El estudiante vio cómo los párpados verdes de maquillaje de la mujer descendían
un instante sobre los globos oculares, exactamente como las membranas de los
sapos, y sin embargo queriendo expresar algo: un momento de concentración, una
cuenta, unas cuentas, como si se tratara de una enorme ganancia por obtener o
no obtenida.
El
estudiante le asestó un puntapié con una risa extraña, una patadita con la
punta de las botas. Los párpados verdes de la mujer se abrieron de golpe, sus
ojos saltones lo miraron asustados, las manitas aferraron con fuerza el bolso
apretándolo contra sí. El estudiante propinó otra patada mucho más fuerte, en
ese momento la mujer emitió aquel croar de rana que sin embargo era lento,
entrecortado, casi como si quisiera llamar a la gente, pero la gente no podía
entender aquel sonido y el estudiante le asestó un puñetazo muy fuerte, primero
en el gorro, que se le caló hasta los ojos, y luego en plena cara, de la que
brotó enseguida la sangre. La mujer forcejeó, ejecutó como un pequeño baile a
ciegas en torno a sí misma, resbaló sobre el hielo y cayó.
Desde
la terraza la gente miraba, más curiosa que asustada, también había un guardia
y un camarero con chaqueta blanca, pero quién sabe por qué nadie intervino.

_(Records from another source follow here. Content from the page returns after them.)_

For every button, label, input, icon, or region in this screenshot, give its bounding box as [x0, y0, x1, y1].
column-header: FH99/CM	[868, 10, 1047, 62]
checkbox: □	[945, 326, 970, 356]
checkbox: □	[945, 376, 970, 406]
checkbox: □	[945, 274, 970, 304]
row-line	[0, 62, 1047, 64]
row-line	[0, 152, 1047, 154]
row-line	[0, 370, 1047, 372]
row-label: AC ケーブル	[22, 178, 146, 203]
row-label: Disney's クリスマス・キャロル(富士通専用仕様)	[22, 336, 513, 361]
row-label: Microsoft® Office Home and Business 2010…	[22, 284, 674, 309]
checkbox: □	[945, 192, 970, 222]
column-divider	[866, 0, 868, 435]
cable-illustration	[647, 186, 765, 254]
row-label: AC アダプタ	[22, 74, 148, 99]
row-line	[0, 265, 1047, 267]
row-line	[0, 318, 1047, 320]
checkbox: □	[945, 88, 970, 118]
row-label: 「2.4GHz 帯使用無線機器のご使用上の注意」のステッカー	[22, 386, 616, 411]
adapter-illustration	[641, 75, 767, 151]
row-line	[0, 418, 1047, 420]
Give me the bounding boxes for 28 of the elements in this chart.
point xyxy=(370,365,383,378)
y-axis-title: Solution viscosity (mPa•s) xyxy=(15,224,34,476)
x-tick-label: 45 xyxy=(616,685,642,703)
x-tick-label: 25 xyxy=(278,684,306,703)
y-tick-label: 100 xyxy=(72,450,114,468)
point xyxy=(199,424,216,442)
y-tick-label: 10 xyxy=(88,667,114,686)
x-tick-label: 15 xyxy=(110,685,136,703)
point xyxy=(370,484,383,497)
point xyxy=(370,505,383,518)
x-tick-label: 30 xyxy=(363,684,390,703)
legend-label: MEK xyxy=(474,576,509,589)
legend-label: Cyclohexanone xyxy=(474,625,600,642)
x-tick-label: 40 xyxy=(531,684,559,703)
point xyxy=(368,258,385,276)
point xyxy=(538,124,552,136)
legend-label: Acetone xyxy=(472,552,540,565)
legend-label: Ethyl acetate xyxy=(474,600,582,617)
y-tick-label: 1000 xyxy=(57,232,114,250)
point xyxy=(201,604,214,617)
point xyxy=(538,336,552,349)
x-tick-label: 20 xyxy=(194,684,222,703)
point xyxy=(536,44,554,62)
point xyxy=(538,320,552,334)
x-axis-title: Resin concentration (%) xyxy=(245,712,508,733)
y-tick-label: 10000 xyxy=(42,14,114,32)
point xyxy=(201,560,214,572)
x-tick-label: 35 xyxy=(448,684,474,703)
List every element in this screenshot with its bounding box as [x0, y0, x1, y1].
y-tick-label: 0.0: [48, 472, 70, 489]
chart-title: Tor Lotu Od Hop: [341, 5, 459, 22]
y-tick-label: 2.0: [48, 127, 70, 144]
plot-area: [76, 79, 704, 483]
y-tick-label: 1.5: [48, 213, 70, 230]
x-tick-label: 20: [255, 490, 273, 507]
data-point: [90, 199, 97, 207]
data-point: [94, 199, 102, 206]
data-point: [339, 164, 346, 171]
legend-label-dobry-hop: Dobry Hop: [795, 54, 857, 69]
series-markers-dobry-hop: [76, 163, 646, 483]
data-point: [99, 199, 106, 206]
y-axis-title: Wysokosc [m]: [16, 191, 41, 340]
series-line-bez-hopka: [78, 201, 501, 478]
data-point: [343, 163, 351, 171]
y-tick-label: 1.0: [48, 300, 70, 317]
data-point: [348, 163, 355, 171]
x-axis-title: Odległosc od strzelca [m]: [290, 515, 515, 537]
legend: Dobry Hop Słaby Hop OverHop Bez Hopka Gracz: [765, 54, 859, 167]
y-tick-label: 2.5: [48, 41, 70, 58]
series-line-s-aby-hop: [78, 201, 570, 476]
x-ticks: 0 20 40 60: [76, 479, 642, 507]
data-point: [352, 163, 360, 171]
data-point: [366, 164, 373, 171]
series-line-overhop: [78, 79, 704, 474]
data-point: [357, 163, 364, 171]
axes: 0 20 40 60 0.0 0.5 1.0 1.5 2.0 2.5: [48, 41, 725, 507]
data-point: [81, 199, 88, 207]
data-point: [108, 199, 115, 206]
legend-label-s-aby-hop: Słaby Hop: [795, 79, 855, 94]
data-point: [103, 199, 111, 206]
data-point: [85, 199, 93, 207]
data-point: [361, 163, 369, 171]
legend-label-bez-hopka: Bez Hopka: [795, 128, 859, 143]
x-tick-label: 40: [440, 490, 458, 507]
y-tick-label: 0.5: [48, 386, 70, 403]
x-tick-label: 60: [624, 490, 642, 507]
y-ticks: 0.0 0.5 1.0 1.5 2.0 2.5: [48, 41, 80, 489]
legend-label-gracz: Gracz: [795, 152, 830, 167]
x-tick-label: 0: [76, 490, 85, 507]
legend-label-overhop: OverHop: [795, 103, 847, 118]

Todos miraban pero nadie se movía. Los golpes del estudiante eran tremendos, la
sangre goteaba sobre la nieve y a ellos respondía aquel croar lento de rana,
algún que otro pataleo y nada más.
En
cierto momento el estudiante intentó levantarla del suelo por la solapa del
abrigo, que enseguida se descosió, y acercó el rostro grasiento y oscuro al
suyo, dispuesto a asestar el golpe más fuerte, aquel con el que habría querido
matarla, en toda la cara: llegó incluso a percibir el olor de la crema solar pero
en ese instante la mujer pareció casi sonreír, ensanchando la ya ancha boca
vacía con su roja lengua en una sonrisa de entendimiento, de acuerdo, en suma,
de negocios.
Fue
un instante, el instante en el que el estudiante, con el puño levantado sobre
su propia cabeza, estaba a punto de descargarlo sobre el rostro de ella con
todas sus fuerzas. Pero aquella sonrisa, aquella propuesta de negocios, le arrebató
toda la fuerza al puño y venció. El estudiante soltó a la mujer, que resbaló y
cayó al suelo repitiendo su sonido y siempre mirándolo con aquella sonrisa: se
dio la vuelta de golpe y se dirigió hacia el coche de los amigos, que ya estaban
allí esperándolo. Cargó los esquís y partieron. Nadie del hotel ni de las
tumbonas se movió, ni siquiera el agente, y la mujer, primero a cuatro patas,
luego tambaleándose, volvió a ponerse en pie, se recompuso y lentamente, con un
pañuelo en la nariz, reanudó su paseo.